Если бы Анна ответила как-то иначе, им обеим, скорее всего, пришлось бы уйти. Доктор Остапцов не переносил любознательную молодежь, что записывалась к нему на прием ради интереса и новых впечатлений. Цель всей его жизни – оказание психологической помощи человеку, попавшему в сложную ситуацию, потерявшему ценностные ориентиры или даже смысл дальнейшего существования. К Остапцову приходили страдающие хроническими депрессиями, но с виду успешные бизнесмены и политики, брошенные жены и пережившие большие трагедии семьи. Но молодежь с целью обретения смысла жизни – крайне редко.

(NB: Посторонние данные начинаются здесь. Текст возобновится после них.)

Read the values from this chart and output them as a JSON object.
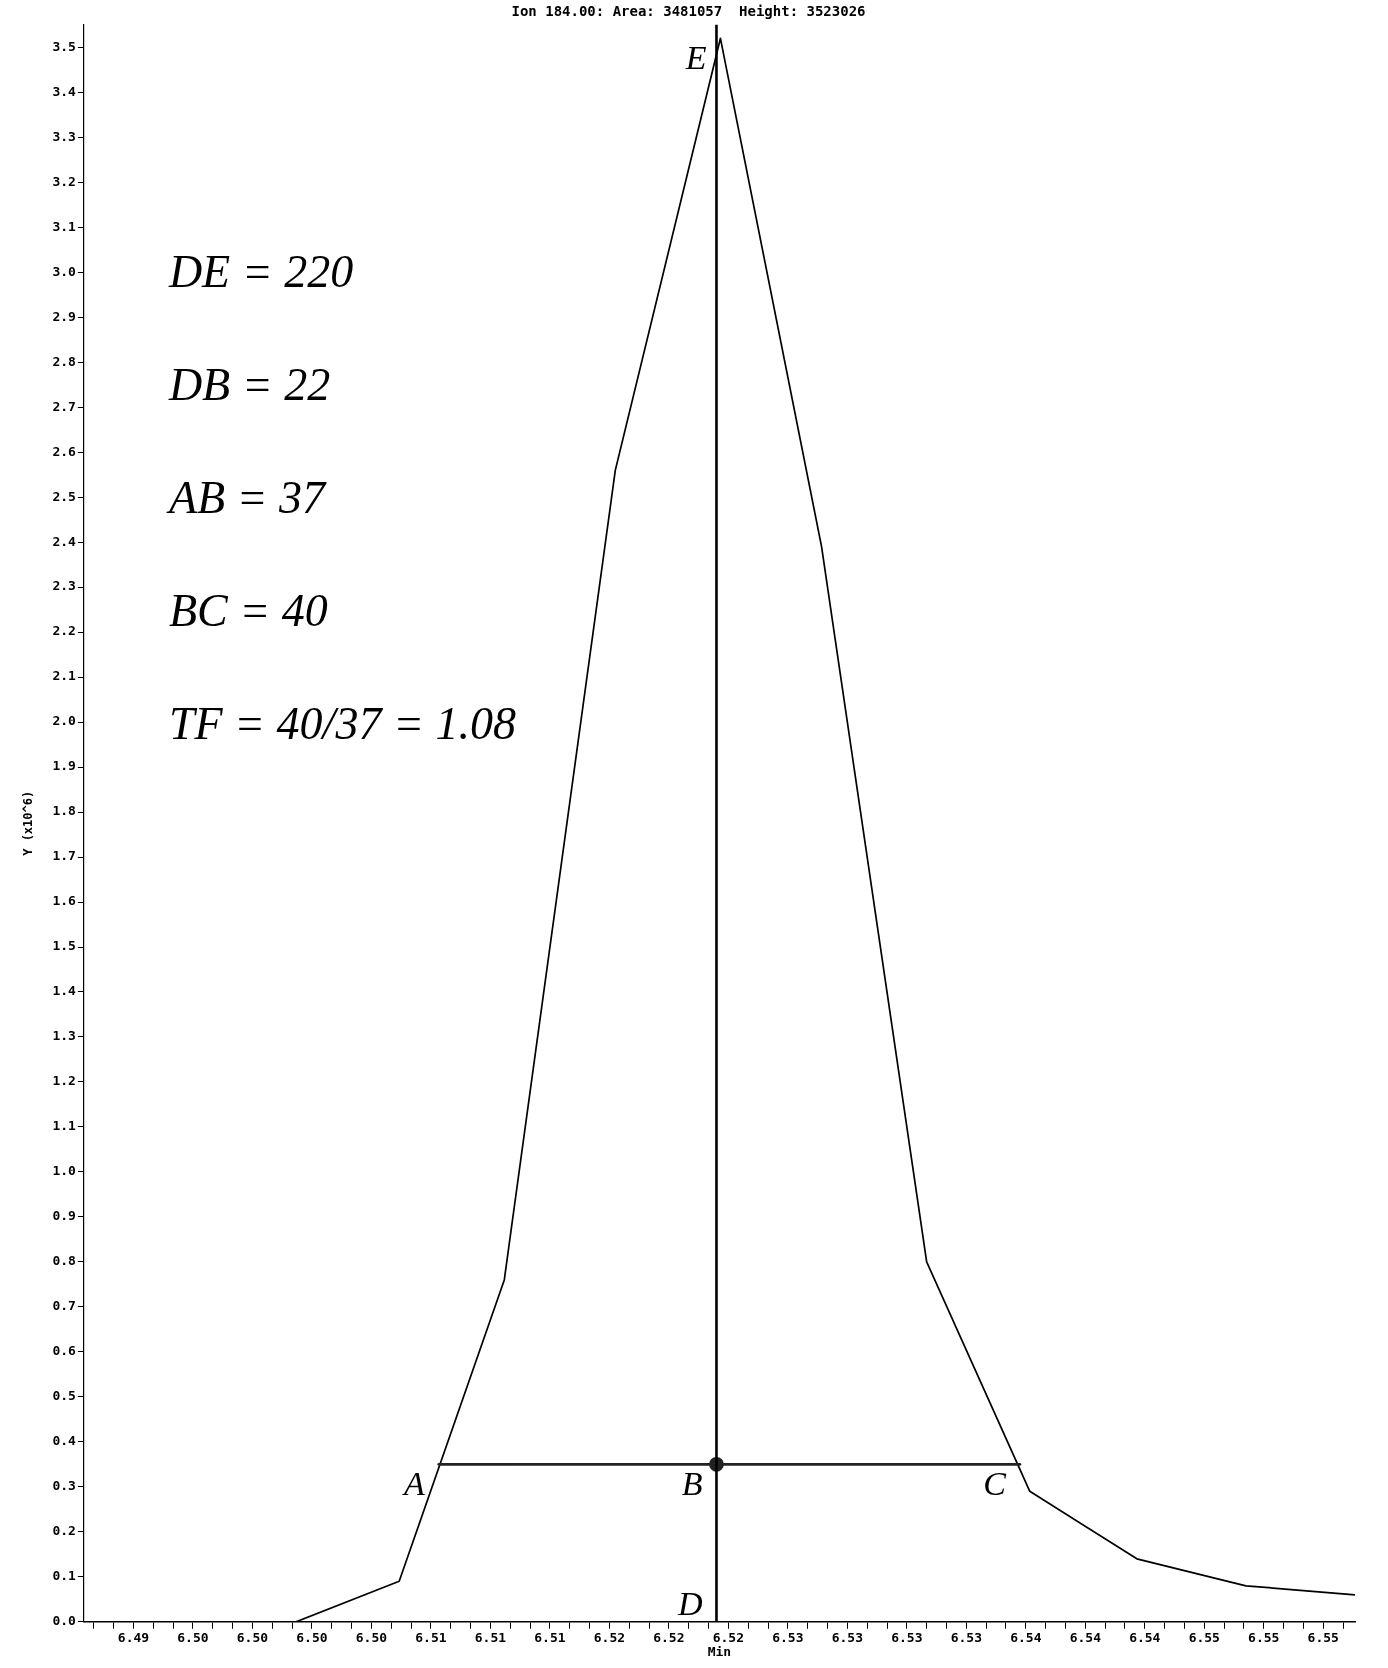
{
  "chart_data": {
    "type": "line",
    "title": "Ion 184.00: Area: 3481057  Height: 3523026",
    "xlabel": "Min",
    "ylabel": "Y (x10^6)",
    "series": [
      {
        "type": "line",
        "color": "#000000",
        "x": [
          6.4902,
          6.4954,
          6.5007,
          6.5059,
          6.5112,
          6.5168,
          6.5221,
          6.5272,
          6.5325,
          6.5377,
          6.5431,
          6.5486,
          6.5541
        ],
        "values": [
          0,
          0,
          0,
          0.09,
          0.76,
          2.56,
          3.52,
          2.39,
          0.8,
          0.29,
          0.14,
          0.08,
          0.06
        ]
      },
      {
        "type": "line",
        "color": "#222222",
        "x": [
          6.5079,
          6.5372
        ],
        "values": [
          0.35,
          0.35
        ]
      },
      {
        "type": "scatter",
        "color": "#222222",
        "x": [
          6.5219
        ],
        "values": [
          0.35
        ],
        "marker": "circle"
      }
    ],
    "xlim": [
      6.49,
      6.5541
    ],
    "xticks": [
      {
        "value": 6.4905,
        "label": null
      },
      {
        "value": 6.4915,
        "label": null
      },
      {
        "value": 6.4925,
        "label": "6.49"
      },
      {
        "value": 6.4935,
        "label": null
      },
      {
        "value": 6.4945,
        "label": null
      },
      {
        "value": 6.4955,
        "label": "6.50"
      },
      {
        "value": 6.4965,
        "label": null
      },
      {
        "value": 6.4975,
        "label": null
      },
      {
        "value": 6.4985,
        "label": "6.50"
      },
      {
        "value": 6.4995,
        "label": null
      },
      {
        "value": 6.5005,
        "label": null
      },
      {
        "value": 6.5015,
        "label": "6.50"
      },
      {
        "value": 6.5025,
        "label": null
      },
      {
        "value": 6.5035,
        "label": null
      },
      {
        "value": 6.5045,
        "label": "6.50"
      },
      {
        "value": 6.5055,
        "label": null
      },
      {
        "value": 6.5065,
        "label": null
      },
      {
        "value": 6.5075,
        "label": "6.51"
      },
      {
        "value": 6.5085,
        "label": null
      },
      {
        "value": 6.5095,
        "label": null
      },
      {
        "value": 6.5105,
        "label": "6.51"
      },
      {
        "value": 6.5115,
        "label": null
      },
      {
        "value": 6.5125,
        "label": null
      },
      {
        "value": 6.5135,
        "label": "6.51"
      },
      {
        "value": 6.5145,
        "label": null
      },
      {
        "value": 6.5155,
        "label": null
      },
      {
        "value": 6.5165,
        "label": "6.52"
      },
      {
        "value": 6.5175,
        "label": null
      },
      {
        "value": 6.5185,
        "label": null
      },
      {
        "value": 6.5195,
        "label": "6.52"
      },
      {
        "value": 6.5205,
        "label": null
      },
      {
        "value": 6.5215,
        "label": null
      },
      {
        "value": 6.5225,
        "label": "6.52"
      },
      {
        "value": 6.5235,
        "label": null
      },
      {
        "value": 6.5245,
        "label": null
      },
      {
        "value": 6.5255,
        "label": "6.53"
      },
      {
        "value": 6.5265,
        "label": null
      },
      {
        "value": 6.5275,
        "label": null
      },
      {
        "value": 6.5285,
        "label": "6.53"
      },
      {
        "value": 6.5295,
        "label": null
      },
      {
        "value": 6.5305,
        "label": null
      },
      {
        "value": 6.5315,
        "label": "6.53"
      },
      {
        "value": 6.5325,
        "label": null
      },
      {
        "value": 6.5335,
        "label": null
      },
      {
        "value": 6.5345,
        "label": "6.53"
      },
      {
        "value": 6.5355,
        "label": null
      },
      {
        "value": 6.5365,
        "label": null
      },
      {
        "value": 6.5375,
        "label": "6.54"
      },
      {
        "value": 6.5385,
        "label": null
      },
      {
        "value": 6.5395,
        "label": null
      },
      {
        "value": 6.5405,
        "label": "6.54"
      },
      {
        "value": 6.5415,
        "label": null
      },
      {
        "value": 6.5425,
        "label": null
      },
      {
        "value": 6.5435,
        "label": "6.54"
      },
      {
        "value": 6.5445,
        "label": null
      },
      {
        "value": 6.5455,
        "label": null
      },
      {
        "value": 6.5465,
        "label": "6.55"
      },
      {
        "value": 6.5475,
        "label": null
      },
      {
        "value": 6.5485,
        "label": null
      },
      {
        "value": 6.5495,
        "label": "6.55"
      },
      {
        "value": 6.5505,
        "label": null
      },
      {
        "value": 6.5515,
        "label": null
      },
      {
        "value": 6.5525,
        "label": "6.55"
      },
      {
        "value": 6.5535,
        "label": null
      }
    ],
    "ylim": [
      0,
      3.55
    ],
    "yticks": [
      {
        "value": 0,
        "label": "0.0"
      },
      0.1,
      0.2,
      0.3,
      0.4,
      0.5,
      0.6,
      0.7,
      0.8,
      0.9,
      {
        "value": 1,
        "label": "1.0"
      },
      1.1,
      1.2,
      1.3,
      1.4,
      1.5,
      1.6,
      1.7,
      1.8,
      1.9,
      {
        "value": 2,
        "label": "2.0"
      },
      2.1,
      2.2,
      2.3,
      2.4,
      2.5,
      2.6,
      2.7,
      2.8,
      2.9,
      {
        "value": 3,
        "label": "3.0"
      },
      3.1,
      3.2,
      3.3,
      3.4,
      3.5
    ],
    "ref_lines": [
      {
        "axis": "x",
        "value": 6.5219,
        "color": "#000000"
      }
    ],
    "annotations": [
      {
        "text": "A",
        "x": 6.5079,
        "y": 0.35
      },
      {
        "text": "B",
        "x": 6.5219,
        "y": 0.35
      },
      {
        "text": "C",
        "x": 6.5372,
        "y": 0.35
      },
      {
        "text": "D",
        "x": 6.5219,
        "y": 0
      },
      {
        "text": "E",
        "x": 6.5221,
        "y": 3.52
      },
      "DE = 220",
      "DB = 22",
      "AB = 37",
      "BC = 40",
      "TF = 40/37 = 1.08"
    ],
    "grid": false,
    "legend": false,
    "marker": "none",
    "line_style": "solid"
  }
}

На девушек доктор Остапцов произвел благоприятное впечатление. Будучи невысокого роста, с немного заметным животом и лысиной, мужчина средних лет тем не менее вызывал симпатию своими добрыми светло-голубыми глазами и скромной улыбкой. Его теплая байковая клетчатая рубашка, заправленная в свободные джинсы на кожаном ремне, больше соответствовала образу американского фермера, нежели доктора. Но когда Игорь Николаевич начал объяснять свой метод работы, стало ясно – внешность обманчива.
– Дело в том, что регрессия – это возвращение вашей души назад, в предшествующие настоящему состояния. Этих предшествующих состояний может быть от одного до сотни, все очень индивидуально. В мире немало молодых душ, которые живут первое или второе воплощение на планете. Они редко оказываются у меня на сеансах, поскольку еще не наработали карму, что отяготила бы их настоящее. В основном ко мне приходят зрелые души, прожившие более десяти воплощений. Таких подавляющее большинство на планете. И все они связаны между собой, как…
– Как нити, – Маша перебила доктора. – Извините, просто возникла ассоциация с разноцветными нитками для вязания, спутанными в клубке.
– Абсолютно. Это совершенно правильное сравнение. Человеческие судьбы так переплетены, что разобраться в этом крайне сложно. С каждой новой жизнью клубок запутывается все сильнее и сильнее, наступает момент, когда невозможно найти начало нити. И вместо того чтобы задуматься о корне проблем, человек продолжает создавать новые проблемы, теряя смысл своего существования. Регрессия помогает распутать клубок, возвращая в начало. Именно там, в прошлом, все началось.
– Да, в детстве, – тихо сказала Анна, надеясь, что ее не услышат.
– Нет, нет, не в детстве, а еще раньше, в предыдущем воплощении или, что еще хуже, в далеких воплощениях. У нашей души, у абсолютно каждой души, хочу это подчеркнуть, есть своя так называемая кармическая память. Вы ведь знаете, что такое карма? – доктор Остапцов, прищурившись, задал девушкам каверзный вопрос.
Маша и Анна кивнули, стараясь всем видом показать, что они действительно понимают, о чем говорит доктор.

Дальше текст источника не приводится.